Error with forceAuthn option

classic Classic list List threaded Threaded
4 messages Options
Reply | Threaded
Open this post in threaded view
|

Error with forceAuthn option

jsante
I'm consistently getting errors when attempting to use the forceAuthn option to force re-authentication.  Whether I set it through the query string (https://spaces.internet2.edu/display/SHIB2/NativeSPSessionCreationParameters) or through a SessionInitiator (https://spaces.internet2.edu/display/SHIB2/NativeSPSessionInitiator), I get the following error in the browser:

opensaml::FatalProfileException at (https://(hostname)/Shibboleth.sso/SAML2/POST)

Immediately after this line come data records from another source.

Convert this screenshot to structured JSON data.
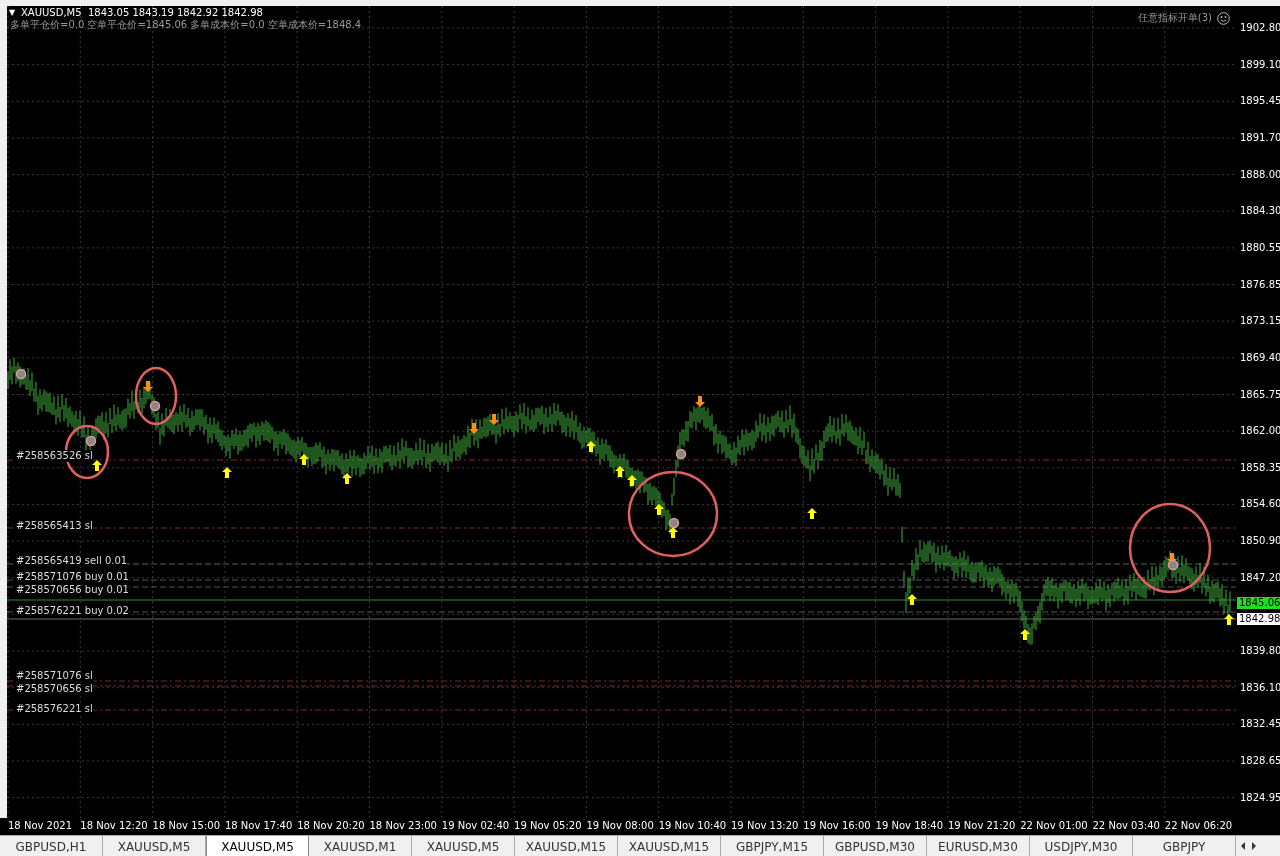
{
  "chart": {
    "collapse_glyph": "▼",
    "symbol_line": "XAUUSD,M5  1843.05 1843.19 1842.92 1842.98",
    "stats_line": "多单平仓价=0.0 空单平仓价=1845.06 多单成本价=0.0 空单成本价=1848.4",
    "indicator_label": "任意指标开单(3)",
    "order_labels": [
      {
        "text": "#258563526 sl"
      },
      {
        "text": "#258565413 sl"
      },
      {
        "text": "#258565419 sell 0.01"
      },
      {
        "text": "#258571076 buy 0.01"
      },
      {
        "text": "#258570656 buy 0.01"
      },
      {
        "text": "#258576221 buy 0.02"
      },
      {
        "text": "#258571076 sl"
      },
      {
        "text": "#258570656 sl"
      },
      {
        "text": "#258576221 sl"
      }
    ],
    "price_axis": [
      "1902.80",
      "1899.10",
      "1895.45",
      "1891.70",
      "1888.00",
      "1884.30",
      "1880.55",
      "1876.85",
      "1873.15",
      "1869.40",
      "1865.75",
      "1862.00",
      "1858.35",
      "1854.60",
      "1850.90",
      "1847.20",
      "1839.80",
      "1836.10",
      "1832.45",
      "1828.65",
      "1824.95"
    ],
    "bid_tag": "1845.06",
    "ask_tag": "1842.98",
    "time_axis": [
      "18 Nov 2021",
      "18 Nov 12:20",
      "18 Nov 15:00",
      "18 Nov 17:40",
      "18 Nov 20:20",
      "18 Nov 23:00",
      "19 Nov 02:40",
      "19 Nov 05:20",
      "19 Nov 08:00",
      "19 Nov 10:40",
      "19 Nov 13:20",
      "19 Nov 16:00",
      "19 Nov 18:40",
      "19 Nov 21:20",
      "22 Nov 01:00",
      "22 Nov 03:40",
      "22 Nov 06:20"
    ]
  },
  "tabs": [
    {
      "label": "GBPUSD,H1",
      "selected": false
    },
    {
      "label": "XAUUSD,M5",
      "selected": false
    },
    {
      "label": "XAUUSD,M5",
      "selected": true
    },
    {
      "label": "XAUUSD,M1",
      "selected": false
    },
    {
      "label": "XAUUSD,M5",
      "selected": false
    },
    {
      "label": "XAUUSD,M15",
      "selected": false
    },
    {
      "label": "XAUUSD,M15",
      "selected": false
    },
    {
      "label": "GBPJPY,M15",
      "selected": false
    },
    {
      "label": "GBPUSD,M30",
      "selected": false
    },
    {
      "label": "EURUSD,M30",
      "selected": false
    },
    {
      "label": "USDJPY,M30",
      "selected": false
    },
    {
      "label": "GBPJPY",
      "selected": false
    }
  ]
}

SAML response contained an error.

Error from identity provider:

    Status: urn:oasis:names:tc:SAML:2.0:status:Responder
    Sub-Status: urn:oasis:names:tc:SAML:2.0:status:AuthnFailed

I was unable to find any other relevant error in the IdP and SP logs.

Sequence of events:

1. Try to access protected resource.
2. Redirected to shib login: https://(hostname)/Shibboleth.sso/Login?acsIndex=1&target=https://(hostname)/shib/index.php
3. Authenticated normally, redirected back to my application.
4. I now wish to force re-authentication, so I go to the following URL: https://(hostname)/Shibboleth.sso/Login?acsIndex=1&target=https://(hostname)/shib/index.php&forceAuthn=true
...which results in the above error.

If I strip off the &forceAuthn=true, I remain authenticated and am
redirected back to the target normally.

The shibd logs indicate that the only difference in the AuthnRequest
between a working and non-working state is the existence of ForceAuthn="1":

With forceAuthn: <samlp:AuthnRequest xmlns:samlp="urn:oasis:names:tc:SAML:2.0:protocol" AssertionConsumerServiceIndex="1" Destination="https://shibboleth2.uchicago.edu/idp/profile/SAML2/Redirect/SSO" ForceAuthn="1" ID="_563527f6394bf11d21176bb7e33b7bbf" IssueInstant="2009-05-15T16:13:32Z" Version="2.0"><saml:Issuer xmlns:saml="urn:oasis:names:tc:SAML:2.0:assertion">https://(hostname)/shib</saml:Issuer><samlp:NameIDPolicy AllowCreate="1"/></samlp:AuthnRequest>

Without: <samlp:AuthnRequest xmlns:samlp="urn:oasis:names:tc:SAML:2.0:protocol" AssertionConsumerServiceIndex="1" Destination="https://shibboleth2.uchicago.edu/idp/profile/SAML2/Redirect/SSO" ID="_35093e02fdadfa61abb75db8c0158813" IssueInstant="2009-05-15T16:20:13Z" Version="2.0"><saml:Issuer xmlns:saml="urn:oasis:names:tc:SAML:2.0:assertion">https://(hostname)/shib</saml:Issuer><samlp:NameIDPolicy AllowCreate="1"/></samlp:AuthnRequest>

Does anyone know what might be causing this error to appear?  Is anyone else using this option successfully?  We've tried every configuration option we could think of, but if ForceAuthn="1" ever ends up in the AuthnRequest, we get the error.

Environment:

SP: 2.2, r2986
IdP: 2.1

I have shibd logs for both the working and non-working case, and can post them if it would be helpful.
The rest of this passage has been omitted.